Die Ehrentafel des Reserve-Infanterie-Regiments 36

Titel

Ehrentafel des Reserve-Infanterie-Regiments 36

Als weiterer Beitrag zur Geschichte des Reserve-Infanterie-Regiments 36 ist im Blog nun eine Liste mit 2155 Namen aus der Regimentsgeschichte von Eduard Schneider1 verfügbar.

Die Liste kann als Ergänzung zu den offiziellen Verlustlisten des Ersten Weltkrieges, digitalisiert verfügbar beim Verein für Computergenealogie, Personenstandsunterlagen und Sekundärquellen genutzt werden. Sie enthält Gefallene sowie in Folge von Verwundung oder Krankheit und in Gefangenschaft verstorbene Soldaten.

Die Liste enthält meist folgende Angaben:
– Truppenteil
– Nachname
– Vorname
– Dienstgrad
– Wohnort
– Todes- oder Vermisstendatum und -ort
– ggf. Informationen zu vorherigen Verwundungen
– ggf. Informationen zur Gefangenschaft, dann oft ohne Angabe von Todesdatum und Ort

Wer einen Eintrag von Interesse findet, kann die Richtigkeit des Eintrags in den verlinkten Scans prüfen. Sollten Fehler aufgetreten sein, so freue ich mich über Hinweise.
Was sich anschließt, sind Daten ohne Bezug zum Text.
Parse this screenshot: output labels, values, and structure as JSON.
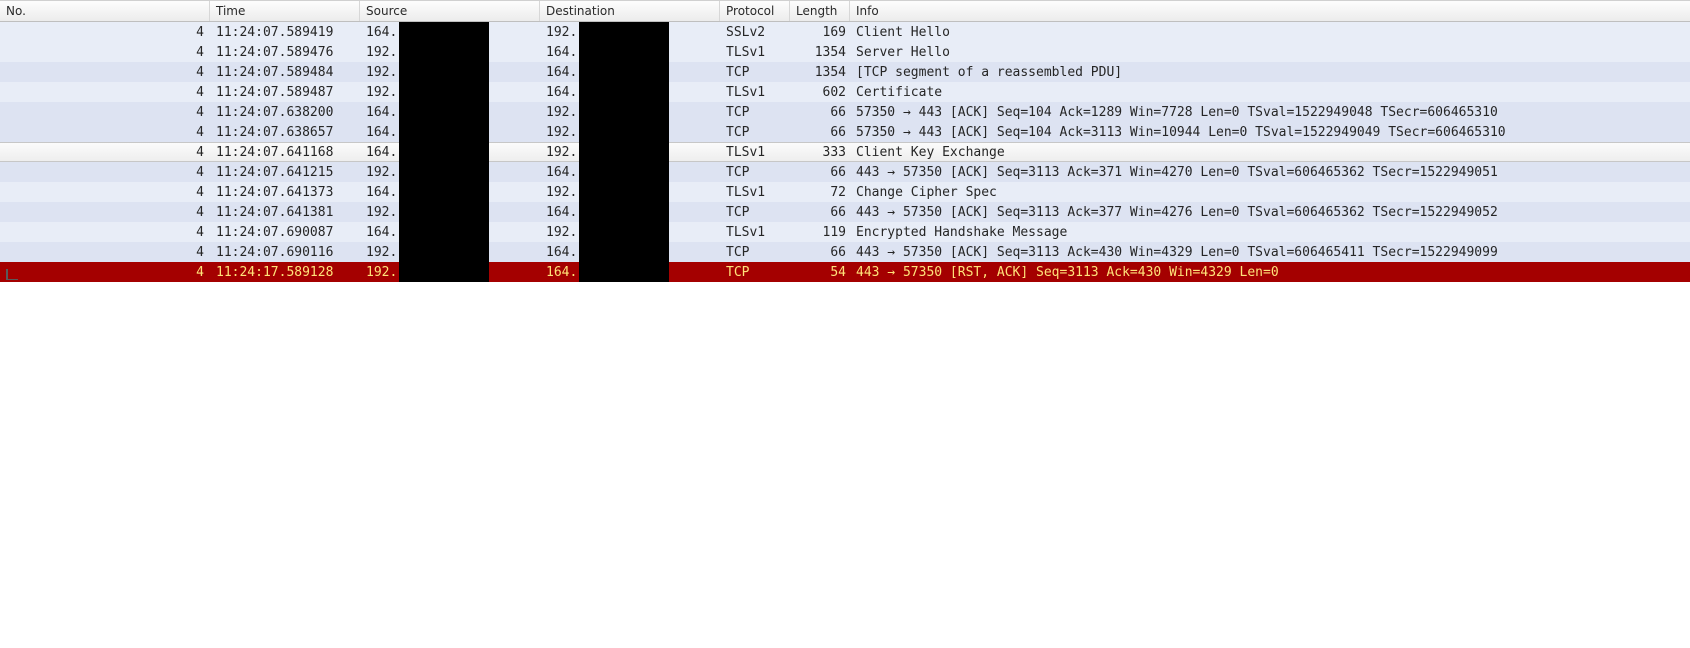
{
  "columns": {
    "no": "No.",
    "time": "Time",
    "source": "Source",
    "destination": "Destination",
    "protocol": "Protocol",
    "length": "Length",
    "info": "Info"
  },
  "rows": [
    {
      "no": "4",
      "time": "11:24:07.589419",
      "src": "164.",
      "dst": "192.",
      "proto": "SSLv2",
      "len": "169",
      "info": "Client Hello",
      "tint": "a"
    },
    {
      "no": "4",
      "time": "11:24:07.589476",
      "src": "192.",
      "dst": "164.",
      "proto": "TLSv1",
      "len": "1354",
      "info": "Server Hello",
      "tint": "a"
    },
    {
      "no": "4",
      "time": "11:24:07.589484",
      "src": "192.",
      "dst": "164.",
      "proto": "TCP",
      "len": "1354",
      "info": "[TCP segment of a reassembled PDU]",
      "tint": "b"
    },
    {
      "no": "4",
      "time": "11:24:07.589487",
      "src": "192.",
      "dst": "164.",
      "proto": "TLSv1",
      "len": "602",
      "info": "Certificate",
      "tint": "a"
    },
    {
      "no": "4",
      "time": "11:24:07.638200",
      "src": "164.",
      "dst": "192.",
      "proto": "TCP",
      "len": "66",
      "info": "57350 → 443 [ACK] Seq=104 Ack=1289 Win=7728 Len=0 TSval=1522949048 TSecr=606465310",
      "tint": "b"
    },
    {
      "no": "4",
      "time": "11:24:07.638657",
      "src": "164.",
      "dst": "192.",
      "proto": "TCP",
      "len": "66",
      "info": "57350 → 443 [ACK] Seq=104 Ack=3113 Win=10944 Len=0 TSval=1522949049 TSecr=606465310",
      "tint": "b"
    },
    {
      "no": "4",
      "time": "11:24:07.641168",
      "src": "164.",
      "dst": "192.",
      "proto": "TLSv1",
      "len": "333",
      "info": "Client Key Exchange",
      "tint": "sel"
    },
    {
      "no": "4",
      "time": "11:24:07.641215",
      "src": "192.",
      "dst": "164.",
      "proto": "TCP",
      "len": "66",
      "info": "443 → 57350 [ACK] Seq=3113 Ack=371 Win=4270 Len=0 TSval=606465362 TSecr=1522949051",
      "tint": "b"
    },
    {
      "no": "4",
      "time": "11:24:07.641373",
      "src": "164.",
      "dst": "192.",
      "proto": "TLSv1",
      "len": "72",
      "info": "Change Cipher Spec",
      "tint": "a"
    },
    {
      "no": "4",
      "time": "11:24:07.641381",
      "src": "192.",
      "dst": "164.",
      "proto": "TCP",
      "len": "66",
      "info": "443 → 57350 [ACK] Seq=3113 Ack=377 Win=4276 Len=0 TSval=606465362 TSecr=1522949052",
      "tint": "b"
    },
    {
      "no": "4",
      "time": "11:24:07.690087",
      "src": "164.",
      "dst": "192.",
      "proto": "TLSv1",
      "len": "119",
      "info": "Encrypted Handshake Message",
      "tint": "a"
    },
    {
      "no": "4",
      "time": "11:24:07.690116",
      "src": "192.",
      "dst": "164.",
      "proto": "TCP",
      "len": "66",
      "info": "443 → 57350 [ACK] Seq=3113 Ack=430 Win=4329 Len=0 TSval=606465411 TSecr=1522949099",
      "tint": "b"
    },
    {
      "no": "4",
      "time": "11:24:17.589128",
      "src": "192.",
      "dst": "164.",
      "proto": "TCP",
      "len": "54",
      "info": "443 → 57350 [RST, ACK] Seq=3113 Ack=430 Win=4329 Len=0",
      "tint": "rst",
      "mark": true
    }
  ]
}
Zur Liste: Ehrentafel des Reserve-Infanterie-Regiments 36


  1. Eduard Schneider: Reserve-Infanterie-Regiment Nr. 36 – 4 Jahre Westfront, Mit einer Ehrentafel, 175 Bildern und 26 Stellungsskizzen. Winkler, Eisleben (Lutherstadt) 1930. (WorldCat

Fotosammlung: Reserve-Infanterie-Regiment 36

Stabsarzt Dr. Günther und Ass. Arzt Dr. Walter mit den Sanitäts-Unteroffizieren und -Mannschaften des I.
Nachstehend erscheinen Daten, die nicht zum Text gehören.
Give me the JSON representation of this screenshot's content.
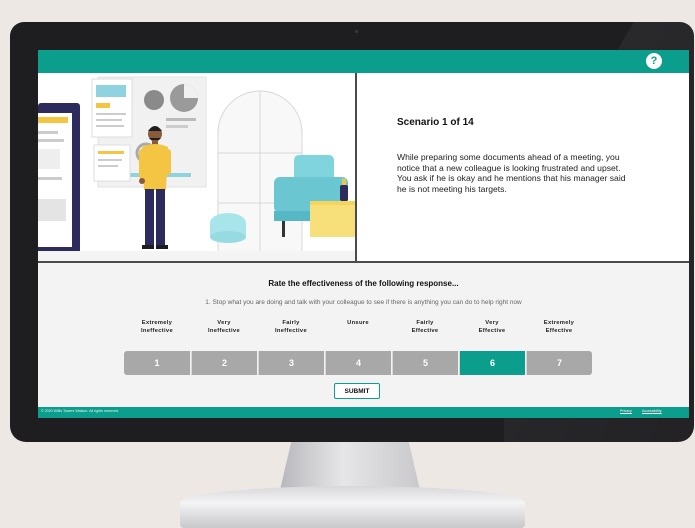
{
  "header": {
    "help_label": "?"
  },
  "scenario": {
    "title": "Scenario 1 of 14",
    "text": "While preparing some documents ahead of a meeting, you notice that a new colleague is looking frustrated and upset. You ask if he is okay and he mentions that his manager said he is not meeting his targets."
  },
  "question": {
    "prompt": "Rate the effectiveness of the following response...",
    "response": "1. Stop what you are doing and talk with your colleague to see if there is anything you can do to help right now"
  },
  "scale": {
    "labels": [
      [
        "Extremely",
        "Ineffective"
      ],
      [
        "Very",
        "Ineffective"
      ],
      [
        "Fairly",
        "Ineffective"
      ],
      [
        "Unsure",
        ""
      ],
      [
        "Fairly",
        "Effective"
      ],
      [
        "Very",
        "Effective"
      ],
      [
        "Extremely",
        "Effective"
      ]
    ],
    "options": [
      "1",
      "2",
      "3",
      "4",
      "5",
      "6",
      "7"
    ],
    "selected": "6"
  },
  "actions": {
    "submit_label": "SUBMIT"
  },
  "footer": {
    "copyright": "© 2020 Willis Towers Watson. All rights reserved.",
    "privacy": "Privacy",
    "accessibility": "Accessibility"
  },
  "colors": {
    "accent": "#0b9e8c",
    "button_gray": "#a8a8a8"
  },
  "icons": {
    "help": "question-mark-icon"
  }
}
Bildquelle: Eduard Schneider: Reserve-Infanterie-Regiment Nr. 36 – 4 Jahre Westfront. Winkler, Eisleben (Lutherstadt) 1930.
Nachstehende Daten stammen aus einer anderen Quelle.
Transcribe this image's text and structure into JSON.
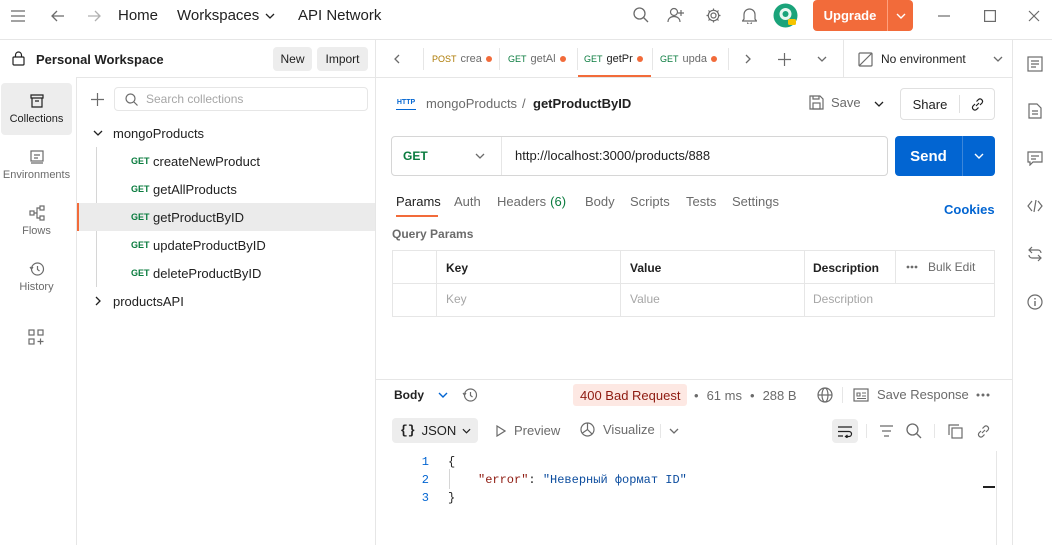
{
  "topbar": {
    "home": "Home",
    "workspaces": "Workspaces",
    "api_network": "API Network",
    "upgrade": "Upgrade"
  },
  "workspace": {
    "name": "Personal Workspace",
    "new": "New",
    "import": "Import"
  },
  "rail": [
    {
      "label": "Collections"
    },
    {
      "label": "Environments"
    },
    {
      "label": "Flows"
    },
    {
      "label": "History"
    }
  ],
  "sidebar": {
    "search_placeholder": "Search collections",
    "collections": [
      {
        "name": "mongoProducts"
      },
      {
        "name": "productsAPI"
      }
    ],
    "requests": [
      {
        "method": "GET",
        "name": "createNewProduct"
      },
      {
        "method": "GET",
        "name": "getAllProducts"
      },
      {
        "method": "GET",
        "name": "getProductByID"
      },
      {
        "method": "GET",
        "name": "updateProductByID"
      },
      {
        "method": "GET",
        "name": "deleteProductByID"
      }
    ]
  },
  "tabs": [
    {
      "method": "POST",
      "label": "crea"
    },
    {
      "method": "GET",
      "label": "getAl"
    },
    {
      "method": "GET",
      "label": "getPr"
    },
    {
      "method": "GET",
      "label": "upda"
    }
  ],
  "environment": "No environment",
  "request": {
    "breadcrumb_parent": "mongoProducts",
    "breadcrumb_sep": "/",
    "title": "getProductByID",
    "http_badge": "HTTP",
    "save": "Save",
    "share": "Share",
    "method": "GET",
    "url": "http://localhost:3000/products/888",
    "send": "Send"
  },
  "subtabs": {
    "params": "Params",
    "auth": "Auth",
    "headers": "Headers",
    "headers_count": "(6)",
    "body": "Body",
    "scripts": "Scripts",
    "tests": "Tests",
    "settings": "Settings",
    "cookies": "Cookies"
  },
  "query": {
    "title": "Query Params",
    "key": "Key",
    "value": "Value",
    "description": "Description",
    "bulk_edit": "Bulk Edit",
    "key_ph": "Key",
    "value_ph": "Value",
    "description_ph": "Description"
  },
  "response": {
    "body": "Body",
    "status": "400 Bad Request",
    "time": "61 ms",
    "size": "288 B",
    "save_response": "Save Response",
    "format": "JSON",
    "preview": "Preview",
    "visualize": "Visualize",
    "lines": [
      "1",
      "2",
      "3"
    ],
    "brace_open": "{",
    "brace_close": "}",
    "json_key": "\"error\"",
    "json_colon": ":",
    "json_value": "\"Неверный формат ID\""
  },
  "colors": {
    "accent": "#f26b3a",
    "send": "#0265d2",
    "method_get": "#097b3e",
    "status_bg": "#fde8e3",
    "status_fg": "#8e1a10"
  }
}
Begleitend zum Blog Ahnenfunde gibt es nun ein gleichnamiges Flickr-Konto. Ich werde auf Flickr gelegentlich gescannte Bilder und Fundstücke von genealogischem und historischem Interesse veröffentlichen.

Flickr bietet eine kostenlose Plattform mit praktisch unbegrenztem Speicherplatz und die Möglichkeit zur Kategorisierung von Bildern. Das Hochladen und Bearbeiten von Bildserien ist komfortabel und kann auch durch externe Programme bewerkstelligt werden. Ein weiterer Grund für Flickr ist die anzunehmende längerfristige Verfügbarkeit der Uploads bei einem etablierten Anbieter.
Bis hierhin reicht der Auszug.